Dalam ramah tamah di kediamannya, Pondok Pesantren Nurul Islam, Gus Huda atau Kiai M Saiful Huda, cicit almarhum, mengungkapkan bahwa KH Abdurrahman Legi adalah salah satu pendiri NU Kabupaten Pasuruan pada 1928.
“Jadi Mbah Abdurrochman ini adalah Wakil Rois Suriyah NU pertama di Pasuruan,” ujarnya.
Ia menjelaskan, Cabang NU Pasuruan pertama kali dibentuk melalui musyawarah para ulama pada Senin malam, 2 Rabiul Tsani 1347 H, di kediaman KH Mas Musthafa, Kebonagung.
Berdasarkan arsip Swara Nahdlatoel Oelama (SNO), jajaran Suriyah yang terbentuk saat itu terdiri dari KH Chuzaimi (Rais), KH Abdurrahman (Wakil Rais), KH Zainal Abidin (Katib), dan KH Mas Musthafa (Mustasyar).
Meski hanya menjabat Wakil Rais, KH Abdurrahman memainkan peran penting dalam pergerakan NU. Namanya tercatat sebagai perwakilan Pasuruan dalam Muktamar III NU di Surabaya pada 8-10 September 1928, bersama 5 cabang NU lainnya.
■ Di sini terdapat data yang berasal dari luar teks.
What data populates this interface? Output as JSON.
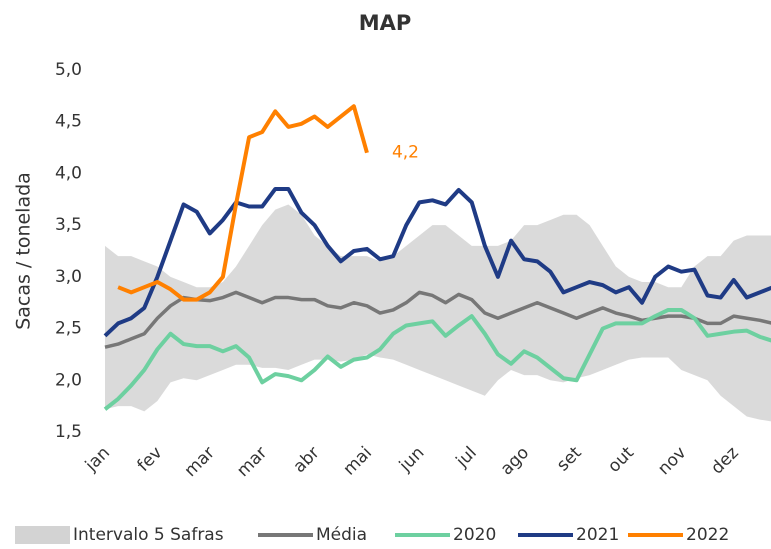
{
  "chart_data": {
    "type": "line",
    "title": "MAP",
    "ylabel": "Sacas / tonelada",
    "categories": [
      "jan",
      null,
      null,
      null,
      "fev",
      null,
      null,
      null,
      "mar",
      null,
      null,
      null,
      "mar",
      null,
      null,
      null,
      "abr",
      null,
      null,
      null,
      "mai",
      null,
      null,
      null,
      "jun",
      null,
      null,
      null,
      "jul",
      null,
      null,
      null,
      "ago",
      null,
      null,
      null,
      "set",
      null,
      null,
      null,
      "out",
      null,
      null,
      null,
      "nov",
      null,
      null,
      null,
      "dez",
      null,
      null,
      null
    ],
    "ylim": [
      1.5,
      5.0
    ],
    "yticks": [
      {
        "value": 1.5,
        "label": "1,5"
      },
      {
        "value": 2.0,
        "label": "2,0"
      },
      {
        "value": 2.5,
        "label": "2,5"
      },
      {
        "value": 3.0,
        "label": "3,0"
      },
      {
        "value": 3.5,
        "label": "3,5"
      },
      {
        "value": 4.0,
        "label": "4,0"
      },
      {
        "value": 4.5,
        "label": "4,5"
      },
      {
        "value": 5.0,
        "label": "5,0"
      }
    ],
    "legend": "bottom",
    "series": [
      {
        "name": "Intervalo 5 Safras",
        "color": "#d3d3d3",
        "upper": [
          3.3,
          3.2,
          3.2,
          3.15,
          3.1,
          3.0,
          2.95,
          2.9,
          2.9,
          2.95,
          3.1,
          3.3,
          3.5,
          3.65,
          3.7,
          3.6,
          3.4,
          3.3,
          3.2,
          3.2,
          3.2,
          3.15,
          3.2,
          3.3,
          3.4,
          3.5,
          3.5,
          3.4,
          3.3,
          3.3,
          3.3,
          3.35,
          3.5,
          3.5,
          3.55,
          3.6,
          3.6,
          3.5,
          3.3,
          3.1,
          3.0,
          2.95,
          2.95,
          2.9,
          2.9,
          3.1,
          3.2,
          3.2,
          3.35,
          3.4,
          3.4,
          3.4
        ],
        "lower": [
          1.72,
          1.75,
          1.75,
          1.7,
          1.8,
          1.98,
          2.02,
          2.0,
          2.05,
          2.1,
          2.15,
          2.15,
          2.12,
          2.12,
          2.1,
          2.15,
          2.2,
          2.2,
          2.18,
          2.2,
          2.25,
          2.22,
          2.2,
          2.15,
          2.1,
          2.05,
          2.0,
          1.95,
          1.9,
          1.85,
          2.0,
          2.1,
          2.05,
          2.05,
          2.0,
          1.98,
          2.02,
          2.05,
          2.1,
          2.15,
          2.2,
          2.22,
          2.22,
          2.22,
          2.1,
          2.05,
          2.0,
          1.85,
          1.75,
          1.65,
          1.62,
          1.6
        ]
      },
      {
        "name": "Média",
        "color": "#777777",
        "values": [
          2.32,
          2.35,
          2.4,
          2.45,
          2.6,
          2.72,
          2.8,
          2.78,
          2.77,
          2.8,
          2.85,
          2.8,
          2.75,
          2.8,
          2.8,
          2.78,
          2.78,
          2.72,
          2.7,
          2.75,
          2.72,
          2.65,
          2.68,
          2.75,
          2.85,
          2.82,
          2.75,
          2.83,
          2.78,
          2.65,
          2.6,
          2.65,
          2.7,
          2.75,
          2.7,
          2.65,
          2.6,
          2.65,
          2.7,
          2.65,
          2.62,
          2.58,
          2.6,
          2.62,
          2.62,
          2.6,
          2.55,
          2.55,
          2.62,
          2.6,
          2.58,
          2.55
        ]
      },
      {
        "name": "2020",
        "color": "#6dd0a0",
        "values": [
          1.72,
          1.82,
          1.95,
          2.1,
          2.3,
          2.45,
          2.35,
          2.33,
          2.33,
          2.28,
          2.33,
          2.22,
          1.98,
          2.06,
          2.04,
          2.0,
          2.1,
          2.23,
          2.13,
          2.2,
          2.22,
          2.3,
          2.45,
          2.53,
          2.55,
          2.57,
          2.43,
          2.53,
          2.62,
          2.45,
          2.25,
          2.16,
          2.28,
          2.22,
          2.12,
          2.02,
          2.0,
          2.25,
          2.5,
          2.55,
          2.55,
          2.55,
          2.62,
          2.68,
          2.68,
          2.6,
          2.43,
          2.45,
          2.47,
          2.48,
          2.42,
          2.38
        ]
      },
      {
        "name": "2021",
        "color": "#1f3b85",
        "values": [
          2.43,
          2.55,
          2.6,
          2.7,
          3.0,
          3.35,
          3.7,
          3.63,
          3.42,
          3.55,
          3.72,
          3.68,
          3.68,
          3.85,
          3.85,
          3.62,
          3.5,
          3.3,
          3.15,
          3.25,
          3.27,
          3.17,
          3.2,
          3.5,
          3.72,
          3.74,
          3.7,
          3.84,
          3.72,
          3.3,
          3.0,
          3.35,
          3.17,
          3.15,
          3.05,
          2.85,
          2.9,
          2.95,
          2.92,
          2.85,
          2.9,
          2.75,
          3.0,
          3.1,
          3.05,
          3.07,
          2.82,
          2.8,
          2.97,
          2.8,
          2.85,
          2.9
        ]
      },
      {
        "name": "2022",
        "color": "#ff8000",
        "values": [
          null,
          2.9,
          2.85,
          2.9,
          2.95,
          2.88,
          2.78,
          2.78,
          2.85,
          3.0,
          3.7,
          4.35,
          4.4,
          4.6,
          4.45,
          4.48,
          4.55,
          4.45,
          4.55,
          4.65,
          4.2,
          null,
          null,
          null,
          null,
          null,
          null,
          null,
          null,
          null,
          null,
          null,
          null,
          null,
          null,
          null,
          null,
          null,
          null,
          null,
          null,
          null,
          null,
          null,
          null,
          null,
          null,
          null,
          null,
          null,
          null,
          null
        ]
      }
    ],
    "annotations": [
      {
        "text": "4,2",
        "series": 4,
        "index": 20
      }
    ]
  }
}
Tak hanya aktif di NU, KH Abdurrahman juga dipercaya sebagai anggota Mahkamah Tinggi Islam, lembaga yang kini dikenal sebagai pengadilan agama pusat, sebelum kemerdekaan.
Ia terpilih sebagai utusan NU dalam lajnah khusus yang dibentuk pada Muktamar IV NU untuk membahas pembentukan Hof voor Islamietische Zaken.
“Beliau cukup paham tentang apa yang menjadi perhatian dan tujuan dari dibentuknya Hof voor Islamietische Zaken, yakni menyelesaikan soal kebijakan yang berkaitan dengan keagamaan,” tuturnya.
Selain KH Abdurrahman, anggota mahkamah lainnya adalah Haji Moechtar dari Muhammadiyah. Keterlibatan dua ormas besar ini menjadi jejak awal kolaborasi NU dan Muhammadiyah dalam pemerintahan.
Karena jabatan tersebut merupakan bagian dari struktur pemerintahan Hindia Belanda, KH Abdurrahman harus mundur dari NU, sebagaimana ditegaskan KH Machfoedz Shiddiq dalam Berita Official HBNO tertanggal 31 Januari 1938.
Kiprah KH Abdurrahman berlanjut hingga masa pendudukan Jepang, ketika Mahkamah Islam Tinggi berganti nama menjadi Kaikyo Kootoo Hooin berdasarkan UU No. 34 Osamu Seirei No. 3. Jabatan tersebut diemban hingga akhir hayatnya.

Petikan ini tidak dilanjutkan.